Here’s my first sentence, timed for tomorrow night’s bounenkai with Green Eyed Geisha:
(As preparation for the long anticipated trip to the heart of male vanity, I have been watching Suddenly Last Summer on Youtube. GEG, out of kimono, will be my Liz Taylor. I hope that our elaborately coiffed hosts do not consume me like the cannibals who “devoured” Liz’s cousin. Liz is not only gorgeous, but this role foreshadows her real life career as beard to Montgomery Clift, Rock Hudson, and Malcolm Forbes. Katherine Hepburn plays the perfectly in denial mother, and Liz truly “chews the drapes.”)
Male hair in Shibuya
Men torturing their hair is one of the sights that always brightens my day in Tokyo. This hair was particularly huge in Shibuya. I caught images of the side and back.
Some people have told me that Japanese men who do this to their hair think they look like “lions.” Have you heard other funny explanations for this explosion of male vanity? What do they say these styles look like?
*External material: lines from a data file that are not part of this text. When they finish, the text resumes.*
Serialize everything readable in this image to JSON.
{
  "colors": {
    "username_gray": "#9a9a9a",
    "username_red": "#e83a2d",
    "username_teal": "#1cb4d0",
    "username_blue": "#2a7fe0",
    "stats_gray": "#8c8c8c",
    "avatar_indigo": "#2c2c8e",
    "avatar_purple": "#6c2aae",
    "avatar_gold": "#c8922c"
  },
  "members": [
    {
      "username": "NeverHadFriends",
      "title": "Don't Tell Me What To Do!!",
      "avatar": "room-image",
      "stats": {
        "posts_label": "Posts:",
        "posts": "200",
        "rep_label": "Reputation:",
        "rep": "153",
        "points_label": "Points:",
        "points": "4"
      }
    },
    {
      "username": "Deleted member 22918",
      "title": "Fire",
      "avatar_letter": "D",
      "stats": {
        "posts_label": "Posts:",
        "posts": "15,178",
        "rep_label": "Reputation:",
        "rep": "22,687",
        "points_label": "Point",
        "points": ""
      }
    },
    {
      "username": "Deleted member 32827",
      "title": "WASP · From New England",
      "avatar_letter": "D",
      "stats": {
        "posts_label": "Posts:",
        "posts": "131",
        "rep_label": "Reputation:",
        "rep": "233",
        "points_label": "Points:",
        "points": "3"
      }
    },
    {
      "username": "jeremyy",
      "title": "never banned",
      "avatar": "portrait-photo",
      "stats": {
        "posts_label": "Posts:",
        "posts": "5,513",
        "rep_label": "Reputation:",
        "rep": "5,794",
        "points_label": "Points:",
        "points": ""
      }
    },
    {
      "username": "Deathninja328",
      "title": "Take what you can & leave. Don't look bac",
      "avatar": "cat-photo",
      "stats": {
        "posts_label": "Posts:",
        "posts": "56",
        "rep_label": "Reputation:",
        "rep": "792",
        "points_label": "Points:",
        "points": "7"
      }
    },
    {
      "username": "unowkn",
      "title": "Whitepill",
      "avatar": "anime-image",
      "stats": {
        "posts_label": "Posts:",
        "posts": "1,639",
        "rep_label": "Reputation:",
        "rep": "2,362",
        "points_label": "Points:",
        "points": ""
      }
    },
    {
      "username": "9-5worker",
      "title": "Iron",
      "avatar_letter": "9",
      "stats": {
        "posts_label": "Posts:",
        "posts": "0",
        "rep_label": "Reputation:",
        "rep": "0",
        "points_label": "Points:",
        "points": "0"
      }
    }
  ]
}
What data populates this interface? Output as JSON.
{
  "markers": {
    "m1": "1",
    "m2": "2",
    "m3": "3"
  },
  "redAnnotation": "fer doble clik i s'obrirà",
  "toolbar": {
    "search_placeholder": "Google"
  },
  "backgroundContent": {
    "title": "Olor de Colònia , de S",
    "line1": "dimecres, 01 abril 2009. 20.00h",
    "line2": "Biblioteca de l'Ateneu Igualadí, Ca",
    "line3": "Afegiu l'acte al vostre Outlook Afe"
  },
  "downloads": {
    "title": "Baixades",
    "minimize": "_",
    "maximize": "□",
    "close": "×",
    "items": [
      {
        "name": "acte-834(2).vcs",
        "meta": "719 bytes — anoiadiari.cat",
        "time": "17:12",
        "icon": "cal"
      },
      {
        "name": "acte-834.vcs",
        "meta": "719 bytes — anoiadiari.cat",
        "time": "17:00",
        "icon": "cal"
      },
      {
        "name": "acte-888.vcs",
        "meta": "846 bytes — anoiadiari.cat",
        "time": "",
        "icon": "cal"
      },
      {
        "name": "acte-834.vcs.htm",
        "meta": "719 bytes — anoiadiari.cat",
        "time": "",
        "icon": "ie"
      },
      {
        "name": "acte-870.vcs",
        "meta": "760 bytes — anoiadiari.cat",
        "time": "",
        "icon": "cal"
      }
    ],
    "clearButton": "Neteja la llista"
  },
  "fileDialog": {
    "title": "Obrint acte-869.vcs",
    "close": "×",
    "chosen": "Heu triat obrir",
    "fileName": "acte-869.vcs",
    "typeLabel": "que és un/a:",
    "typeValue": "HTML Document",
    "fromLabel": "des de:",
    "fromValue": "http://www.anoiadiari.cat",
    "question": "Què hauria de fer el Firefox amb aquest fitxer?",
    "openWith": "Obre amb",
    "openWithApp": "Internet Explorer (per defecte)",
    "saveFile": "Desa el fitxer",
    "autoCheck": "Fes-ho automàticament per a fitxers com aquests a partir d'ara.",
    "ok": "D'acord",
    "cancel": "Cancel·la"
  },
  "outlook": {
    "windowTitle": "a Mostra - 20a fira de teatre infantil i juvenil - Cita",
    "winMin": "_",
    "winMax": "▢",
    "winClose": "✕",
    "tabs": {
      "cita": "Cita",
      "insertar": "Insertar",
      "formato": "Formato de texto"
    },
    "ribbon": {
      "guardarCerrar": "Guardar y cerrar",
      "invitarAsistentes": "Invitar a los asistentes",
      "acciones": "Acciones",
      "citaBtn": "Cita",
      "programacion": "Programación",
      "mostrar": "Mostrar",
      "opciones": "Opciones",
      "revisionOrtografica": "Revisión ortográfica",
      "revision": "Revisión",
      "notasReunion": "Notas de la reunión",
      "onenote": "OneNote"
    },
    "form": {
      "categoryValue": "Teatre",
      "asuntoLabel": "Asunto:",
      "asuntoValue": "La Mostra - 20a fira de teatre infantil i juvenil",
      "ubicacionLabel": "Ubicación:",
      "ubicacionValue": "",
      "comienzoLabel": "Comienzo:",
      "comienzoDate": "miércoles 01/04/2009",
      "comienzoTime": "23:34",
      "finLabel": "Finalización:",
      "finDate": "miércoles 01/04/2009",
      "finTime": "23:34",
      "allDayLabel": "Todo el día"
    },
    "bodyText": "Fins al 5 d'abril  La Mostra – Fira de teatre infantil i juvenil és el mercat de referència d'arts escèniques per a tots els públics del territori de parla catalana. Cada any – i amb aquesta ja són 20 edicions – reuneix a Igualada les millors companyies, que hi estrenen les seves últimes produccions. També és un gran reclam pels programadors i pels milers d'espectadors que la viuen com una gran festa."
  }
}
And what do you think they look like?
It is amazing that every Tokyo Metro and JR station has these free-standing mirrors. It is not uncommon to see men spend five minutes or more publicly adjusting their hair. Primping, fluffing, biggen’ing, slicking, and moving strands from one side to the other. I love how natural, unselfconscious and public all this male vanity is.
As my blog theme attests, there is a fine and delicious line between male vanity and delinquency. Male vanity is one of Tokyo’s most remarkable and unremarked features! In the photo above, it seems the four mirrors are there to accommodate rush hour grooming!